少女猛地側頭看向他,瞳孔不自覺放大,含著一汪欲落未落的淚,可憐無辜至極。
“你……不想問我什么嗎?”江稚爾輕聲問。
你看到了我的日記本。
看到了日記本上貼著的那朵你送給我的花。
你不訓斥我動了不該動的心思嗎?不訓斥我的荒唐和可笑嗎?
“問什么?”程京蔚挑眉,“我說了,你這個年紀有喜歡的人很正常,沒必要如此興師動眾、如臨大敵。”
江稚爾心一動。
程京蔚這話模棱兩可,更是早已習慣面不改色說任何情緒的話,江稚爾一時聽不出他意思,也不確定他到底發現了多少。
只是此時此刻,她
就這樣坐在他身邊等待審判,實在煎熬至極。
像被剝去衣服,不著寸縷。
程京蔚手覆在她后腦,拇指指腹輕輕摩挲幾下,安撫道:“先去吃飯。”
……
司機駕駛勞斯萊斯朝晚餐地點行駛。
江稚爾再沒說話,靜靜看著車窗外,天色漸漸暗了,路燈亮起。
進入餐廳,套餐制,程京蔚便點了兩份套餐,又給江稚爾點了杯果汁。
這家餐廳環境靜謐,兩人期間也沒怎么交流,只偶爾程京蔚問幾句生活上的事,或是將切好的肉遞給她。

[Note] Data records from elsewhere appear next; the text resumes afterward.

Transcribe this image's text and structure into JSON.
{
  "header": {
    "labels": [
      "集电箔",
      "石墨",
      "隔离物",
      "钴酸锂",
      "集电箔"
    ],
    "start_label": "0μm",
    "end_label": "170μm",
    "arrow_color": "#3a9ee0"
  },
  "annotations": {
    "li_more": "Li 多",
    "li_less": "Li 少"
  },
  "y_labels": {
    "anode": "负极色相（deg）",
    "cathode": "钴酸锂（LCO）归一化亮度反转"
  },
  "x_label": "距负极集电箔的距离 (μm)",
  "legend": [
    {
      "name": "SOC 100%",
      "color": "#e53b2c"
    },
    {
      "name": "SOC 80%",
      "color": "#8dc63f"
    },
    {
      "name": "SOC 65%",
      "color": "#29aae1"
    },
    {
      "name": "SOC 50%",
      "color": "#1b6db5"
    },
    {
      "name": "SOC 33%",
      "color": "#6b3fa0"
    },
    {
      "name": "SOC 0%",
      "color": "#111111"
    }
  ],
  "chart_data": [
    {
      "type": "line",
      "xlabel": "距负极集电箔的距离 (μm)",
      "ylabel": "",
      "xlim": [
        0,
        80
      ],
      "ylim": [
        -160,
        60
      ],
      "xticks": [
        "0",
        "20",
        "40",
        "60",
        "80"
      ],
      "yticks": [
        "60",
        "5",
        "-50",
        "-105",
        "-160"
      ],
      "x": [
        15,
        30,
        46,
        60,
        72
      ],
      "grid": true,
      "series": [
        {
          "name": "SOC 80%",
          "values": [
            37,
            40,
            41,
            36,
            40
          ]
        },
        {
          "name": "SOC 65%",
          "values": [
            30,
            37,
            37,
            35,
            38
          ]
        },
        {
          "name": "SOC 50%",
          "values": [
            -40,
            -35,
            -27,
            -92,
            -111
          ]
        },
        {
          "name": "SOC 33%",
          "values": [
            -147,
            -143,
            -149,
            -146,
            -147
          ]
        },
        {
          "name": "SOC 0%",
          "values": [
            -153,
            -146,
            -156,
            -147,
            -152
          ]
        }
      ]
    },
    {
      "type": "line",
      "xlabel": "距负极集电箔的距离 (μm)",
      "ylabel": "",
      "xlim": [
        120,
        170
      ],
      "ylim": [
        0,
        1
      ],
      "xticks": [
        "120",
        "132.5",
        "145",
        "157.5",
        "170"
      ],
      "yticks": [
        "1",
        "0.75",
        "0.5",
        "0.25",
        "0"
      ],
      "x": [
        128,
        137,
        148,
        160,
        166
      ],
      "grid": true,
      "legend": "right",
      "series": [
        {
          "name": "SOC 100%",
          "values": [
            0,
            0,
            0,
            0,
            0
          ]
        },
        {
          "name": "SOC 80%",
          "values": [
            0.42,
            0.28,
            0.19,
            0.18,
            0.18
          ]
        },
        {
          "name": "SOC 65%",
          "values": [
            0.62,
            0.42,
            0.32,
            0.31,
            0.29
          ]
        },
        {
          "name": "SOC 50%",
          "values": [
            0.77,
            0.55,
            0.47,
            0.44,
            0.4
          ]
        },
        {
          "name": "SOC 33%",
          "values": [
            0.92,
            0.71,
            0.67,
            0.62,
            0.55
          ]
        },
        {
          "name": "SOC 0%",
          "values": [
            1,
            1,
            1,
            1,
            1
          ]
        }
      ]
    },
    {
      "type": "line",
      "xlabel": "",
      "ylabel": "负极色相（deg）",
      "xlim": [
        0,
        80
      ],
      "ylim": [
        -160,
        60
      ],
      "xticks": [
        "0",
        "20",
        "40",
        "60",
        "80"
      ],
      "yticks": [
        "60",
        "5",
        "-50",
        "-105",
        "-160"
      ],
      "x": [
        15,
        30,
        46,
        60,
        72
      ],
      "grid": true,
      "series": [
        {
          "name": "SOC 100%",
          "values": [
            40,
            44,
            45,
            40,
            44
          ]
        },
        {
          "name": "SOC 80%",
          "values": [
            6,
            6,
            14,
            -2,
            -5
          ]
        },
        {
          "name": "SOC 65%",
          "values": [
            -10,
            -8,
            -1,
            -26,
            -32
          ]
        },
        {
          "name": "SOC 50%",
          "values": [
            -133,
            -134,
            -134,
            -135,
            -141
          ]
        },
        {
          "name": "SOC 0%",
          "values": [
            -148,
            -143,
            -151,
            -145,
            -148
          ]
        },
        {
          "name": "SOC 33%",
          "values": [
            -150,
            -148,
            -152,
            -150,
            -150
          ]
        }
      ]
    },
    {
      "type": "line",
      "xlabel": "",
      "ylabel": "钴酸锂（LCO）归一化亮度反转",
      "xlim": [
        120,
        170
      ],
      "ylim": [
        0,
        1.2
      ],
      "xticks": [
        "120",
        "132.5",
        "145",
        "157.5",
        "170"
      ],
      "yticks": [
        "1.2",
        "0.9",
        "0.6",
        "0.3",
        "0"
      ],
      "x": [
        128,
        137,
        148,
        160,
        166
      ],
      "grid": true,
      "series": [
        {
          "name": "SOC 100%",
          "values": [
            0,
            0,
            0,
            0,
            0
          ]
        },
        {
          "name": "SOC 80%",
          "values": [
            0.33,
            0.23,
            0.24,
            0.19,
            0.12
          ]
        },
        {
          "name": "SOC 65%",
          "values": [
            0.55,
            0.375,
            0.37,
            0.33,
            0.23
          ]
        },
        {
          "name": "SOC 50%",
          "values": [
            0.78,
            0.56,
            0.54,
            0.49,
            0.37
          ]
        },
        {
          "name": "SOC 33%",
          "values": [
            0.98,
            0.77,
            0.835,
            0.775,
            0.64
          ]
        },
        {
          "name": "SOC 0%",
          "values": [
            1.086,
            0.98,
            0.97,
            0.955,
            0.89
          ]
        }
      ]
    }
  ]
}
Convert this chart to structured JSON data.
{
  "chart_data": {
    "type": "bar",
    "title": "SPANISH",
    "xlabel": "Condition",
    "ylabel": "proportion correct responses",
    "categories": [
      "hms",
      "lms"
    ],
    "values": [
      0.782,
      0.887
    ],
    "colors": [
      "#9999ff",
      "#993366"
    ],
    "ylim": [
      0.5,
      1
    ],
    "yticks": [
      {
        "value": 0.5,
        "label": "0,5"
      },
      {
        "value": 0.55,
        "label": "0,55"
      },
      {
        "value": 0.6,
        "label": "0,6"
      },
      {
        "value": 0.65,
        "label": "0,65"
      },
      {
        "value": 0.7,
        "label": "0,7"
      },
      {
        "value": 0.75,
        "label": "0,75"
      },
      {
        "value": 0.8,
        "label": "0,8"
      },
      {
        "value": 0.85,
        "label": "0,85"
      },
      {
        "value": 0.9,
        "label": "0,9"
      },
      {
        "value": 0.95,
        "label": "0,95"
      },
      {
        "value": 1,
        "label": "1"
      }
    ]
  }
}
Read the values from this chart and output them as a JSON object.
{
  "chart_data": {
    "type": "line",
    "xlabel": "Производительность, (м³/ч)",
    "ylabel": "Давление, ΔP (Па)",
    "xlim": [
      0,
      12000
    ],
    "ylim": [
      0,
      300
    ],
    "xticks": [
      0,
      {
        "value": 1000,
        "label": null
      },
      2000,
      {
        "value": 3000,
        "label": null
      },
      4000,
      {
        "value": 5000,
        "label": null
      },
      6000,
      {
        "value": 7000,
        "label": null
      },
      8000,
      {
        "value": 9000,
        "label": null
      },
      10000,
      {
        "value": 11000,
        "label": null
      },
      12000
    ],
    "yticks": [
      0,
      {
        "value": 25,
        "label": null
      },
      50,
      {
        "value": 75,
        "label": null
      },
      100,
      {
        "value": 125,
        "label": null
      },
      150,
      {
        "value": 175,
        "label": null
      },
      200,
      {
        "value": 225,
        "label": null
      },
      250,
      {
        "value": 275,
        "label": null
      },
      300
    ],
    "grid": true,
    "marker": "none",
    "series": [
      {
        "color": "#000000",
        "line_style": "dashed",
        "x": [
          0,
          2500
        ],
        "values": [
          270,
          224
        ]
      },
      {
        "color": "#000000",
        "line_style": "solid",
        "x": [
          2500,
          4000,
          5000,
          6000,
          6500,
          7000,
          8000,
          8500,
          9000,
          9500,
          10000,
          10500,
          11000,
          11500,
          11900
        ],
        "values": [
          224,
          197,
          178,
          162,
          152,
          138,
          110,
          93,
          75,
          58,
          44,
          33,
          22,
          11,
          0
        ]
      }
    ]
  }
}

就當江稚爾以后他不打算再提日記本的事,他忽然放下刀叉:“吃飽了嗎?”
小姑娘點頭。
“爾爾。”程京蔚嗓音磁沉,“這事兒我本不覺得怎么,之前你不愿說我便也不強迫,可你不該因為一個男人這樣影響情緒。”
江稚爾抿了抿唇。
忍不住腹誹——那你就別做讓我影響情緒的事呀。
她張了張嘴,想說什么,卻被手機鈴聲打斷。
許致言給程京蔚打來電話,說和louis約了打德州,邀他一起。
程京蔚淡聲拒絕了,說:“我這還有些事要處理。”
江稚爾握著叉子的手緊了緊。
“有什么事比louis還重要?”許致言問,“怎么,你們公司又出叛徒了,louis這趟來中國可不會太久。”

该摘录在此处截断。